# iwav0181e parsing error



## Tobi (29. Apr 2009)

Hallo zusammen, 


ich habe jetzt bereits zum zweiten Mal aus heiterem Himmel Probleme mit Eclipse und des Visual Editor.

Dies ist die Fehlermeldung: iwav0181e parsing error

Wie gesagt, das kommt von einem auf den anderen Tag. 

Das letzte Mal habe ich eclipse dann neu drauf gemacht, dann ging es wieder. Aber das ist ja auch nervig. 

Hat jemand von euch eine Idee, an was das liegen könnte?


----------



## Wildcard (29. Apr 2009)

welche Version denn? Vielleicht hilft ein Update...
Bei einer bestimmten Datei, oder ein grundsätzliches Problem?


----------



## Tobi (29. Apr 2009)

Also es ist Eclipse 3.4 und die Version des VE ist keine offiziell unterstützte. Mir ist auch bewußt, dass das zu Fehlern führen kann. 

Es ist ein grundsätzliches Problem.
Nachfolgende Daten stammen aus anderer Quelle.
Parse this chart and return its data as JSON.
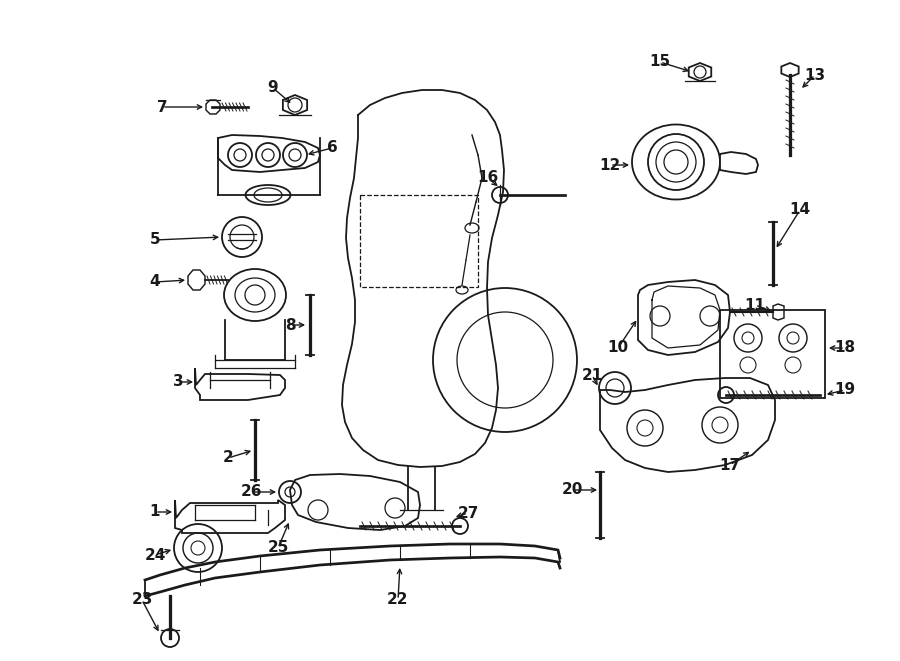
{
  "bg_color": "#ffffff",
  "line_color": "#1a1a1a",
  "fig_width": 9.0,
  "fig_height": 6.61,
  "dpi": 100,
  "label_fontsize": 11,
  "arrow_lw": 1.0,
  "parts_lw": 1.3
}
Ich habe auch gelesen, dass es am Code hängen kann, wenn der VE den Code nicht mehr richtig Parsen kann. 

Hab jetzt aber kurzerhand mein Eclipse neu eingespielt und siehe da, es funktioniert wieder.
Nur ist es halt so, dass ich dann nächste Woche wahrscheinlich wieder plötzlich das selbe Problem habe.


----------